Se é um cidadão europeu que continua a viver no país de origem (ou seja, não se mudou para outro país da UE), a regulamentação que lhe é aplicável não é a da UE mas sim a regulamentação nacional.
Estadias até 6 meses
Sé é cidadão europeu e está à procura de trabalho noutro país da UE, os seus cônjuge, filhos, netos, pais ou avós que são nacionais de um país da UE podem acompanhá-lo, estando sujeitos às mesmas condições administrativas que os outros cidadãos europeus.
Condições e formalidades aplicáveis aos:
Se os seus cônjuge, filhos, netos, pais ou avós não são nacionais de um país da UE ou não satisfazem as condições de residência aplicáveis aos cidadãos europeus, poderão permanecer consigo nesse país na qualidade de familiares de um cidadão europeu candidato a emprego.
Alguns países da UE exigem que os seus familiares assinalem a respetiva presença às autoridades competentes (frequentemente a administração ou a polícia local) num prazo razoável após a sua chegada ao país.
Cartão de residente
Os familiares de cidadãos europeus que não são nacionais de um país da UE poderão ter de pedir um cartão de residente.
Igualdade de tratamento
Durante a estadia no país de acolhimento, os seus cônjuge, filhos, netos, pais ou avós devem ser tratados em pé de igualdade com os nacionais desse país, nomeadamente em matéria de acesso ao emprego, remuneração, inscrição em escolas, etc.
Pedido de abandono / Expulsão
Os seus cônjuge, filhos, netos, pais ou avós podem viver consigo no país de acolhimento desde que continuem a satisfazer as condições para poder residir nesse país.
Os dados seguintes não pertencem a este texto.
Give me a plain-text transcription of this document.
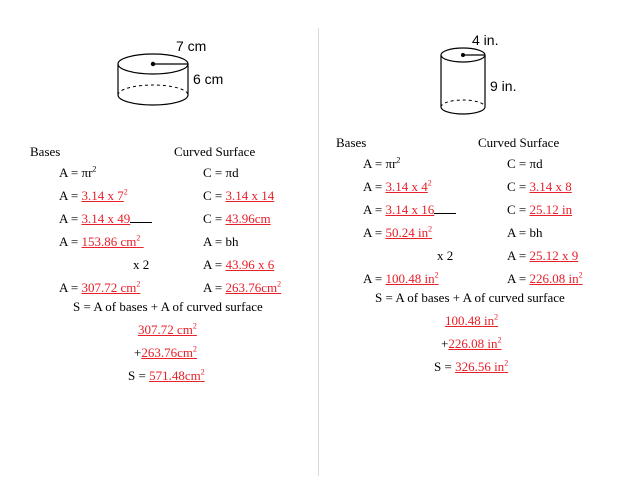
7 cm
6 cm
4 in.
9 in.
Bases	Curved Surface
$A = \pi r^2$
A = 3.14 x $7^2$
A = 3.14 x 49
A = 153.86 $cm^2$
x 2
A = 307.72 $cm^2$
C = πd
C = 3.14 x 14
C = 43.96cm
A = bh
A = 43.96 x 6
$A = 263.76cm^2$
S = A of bases + A of curved surface
307.72 $cm^2$
$+263.76cm^2$
$S = 571.48cm^2$
Bases	Curved Surface
$A = \pi r^2$
A = 3.14 x $4^2$
A = 3.14 x 16
A = 50.24 $in^2$
x 2
A = 100.48 $in^2$
C = πd
C = 3.14 x 8
C = 25.12 in
A = bh
A = 25.12 x 9
A = 226.08 $in^2$
S = A of bases + A of curved surface
100.48 $in^2$
+226.08 $in^2$
S = 326.56 $in^2$
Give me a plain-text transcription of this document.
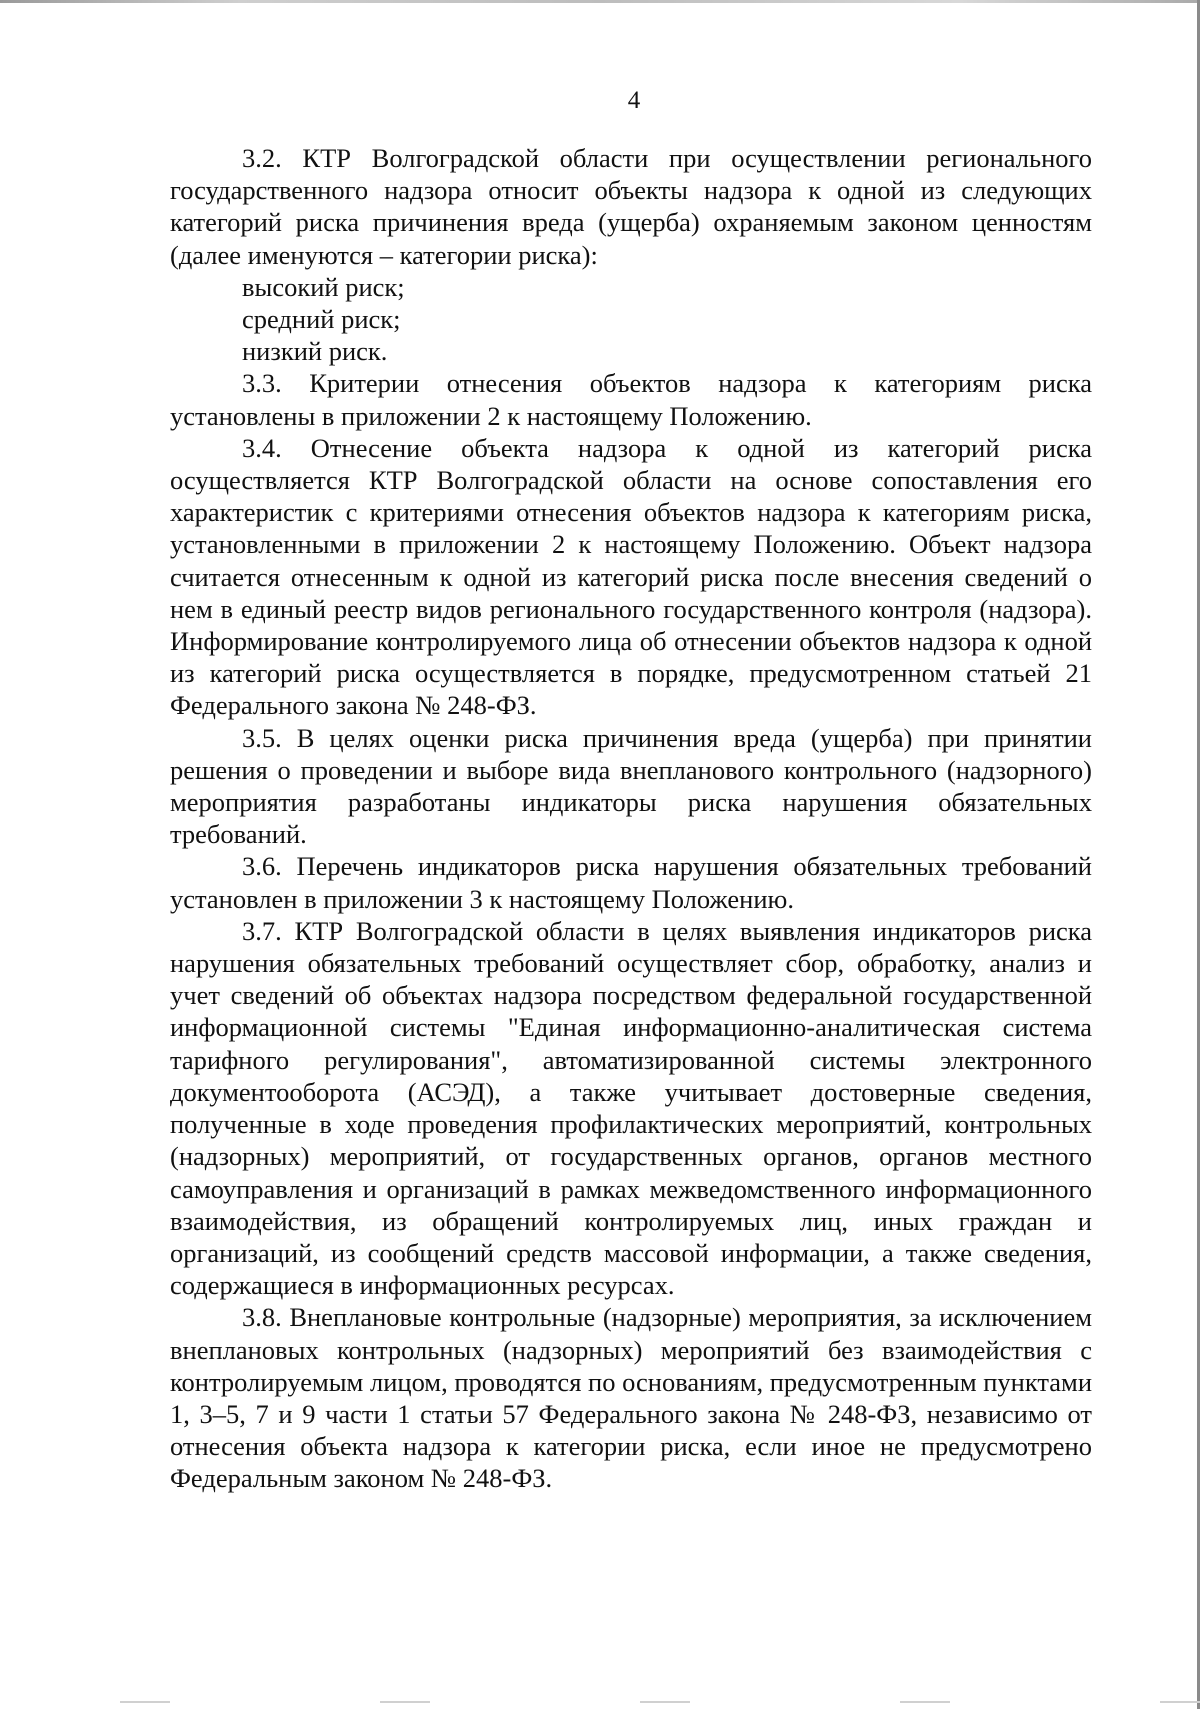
4

3.2. КТР Волгоградской области при осуществлении регионального государственного надзора относит объекты надзора к одной из следующих категорий риска причинения вреда (ущерба) охраняемым законом ценностям (далее именуются – категории риска):

высокий риск;

средний риск;

низкий риск.

3.3. Критерии отнесения объектов надзора к категориям риска установлены в приложении 2 к настоящему Положению.

3.4. Отнесение объекта надзора к одной из категорий риска осуществляется КТР Волгоградской области на основе сопоставления его характеристик с критериями отнесения объектов надзора к категориям риска, установленными в приложении 2 к настоящему Положению. Объект надзора считается отнесенным к одной из категорий риска после внесения сведений о нем в единый реестр видов регионального государственного контроля (надзора). Информирование контролируемого лица об отнесении объектов надзора к одной из категорий риска осуществляется в порядке, предусмотренном статьей 21 Федерального закона № 248-ФЗ.

3.5. В целях оценки риска причинения вреда (ущерба) при принятии решения о проведении и выборе вида внепланового контрольного (надзорного) мероприятия разработаны индикаторы риска нарушения обязательных требований.

3.6. Перечень индикаторов риска нарушения обязательных требований установлен в приложении 3 к настоящему Положению.

3.7. КТР Волгоградской области в целях выявления индикаторов риска нарушения обязательных требований осуществляет сбор, обработку, анализ и учет сведений об объектах надзора посредством федеральной государственной информационной системы "Единая информационно-аналитическая система тарифного регулирования", автоматизированной системы электронного документооборота (АСЭД), а также учитывает достоверные сведения, полученные в ходе проведения профилактических мероприятий, контрольных (надзорных) мероприятий, от государственных органов, органов местного самоуправления и организаций в рамках межведомственного информационного взаимодействия, из обращений контролируемых лиц, иных граждан и организаций, из сообщений средств массовой информации, а также сведения, содержащиеся в информационных ресурсах.

3.8. Внеплановые контрольные (надзорные) мероприятия, за исключением внеплановых контрольных (надзорных) мероприятий без взаимодействия с контролируемым лицом, проводятся по основаниям, предусмотренным пунктами 1, 3–5, 7 и 9 части 1 статьи 57 Федерального закона № 248-ФЗ, независимо от отнесения объекта надзора к категории риска, если иное не предусмотрено Федеральным законом № 248-ФЗ.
Caso contrário, as autoridades nacionais podem exigir-lhes que abandonem o país.
Em casos excecionais, as autoridades do país de acolhimento podem decidir expulsá-los por razões de ordem pública, segurança pública ou saúde pública, tendo para tal de provar que a sua presença constitui uma ameaça muito grave.
A decisão de expulsão ou o pedido de abandono deve ser comunicado por escrito, indicando todos os seus fundamentos e especificando as vias de recurso e respetivos prazos.
Estadias superiores a 6 meses
Quer sejam ou não cidadãos europeus, os seus cônjuge, filhos, netos, pais ou avós podem ficar consigo no país de acolhimento sob determinadas condições:
- se perdeu o emprego após ter trabalhado no país de acolhimento, deve ser capaz de provar que satisfaz as condições necessárias OU
- se está a procura de um primeiro emprego no país de acolhimento, deve ser capaz de provar que está a fazê-lo ativamente e que tem hipóteses realistas de arranjar trabalho
Experiência pessoal
Célia, alemã, trabalha na Áustria e é casada com Özgür,de nacionalidade turca. Enquanto marido de Célia, Özgür recebeu um cartão de residente que lhe permite viver e trabalhar na Áustria. 13 meses depois, Célia é despedida e inscreve-se como desempregada nos serviços de emprego austríacos, começando a procurar um novo trabalho. Tanto Özgür como Célia podem continuar a viver na Áustria.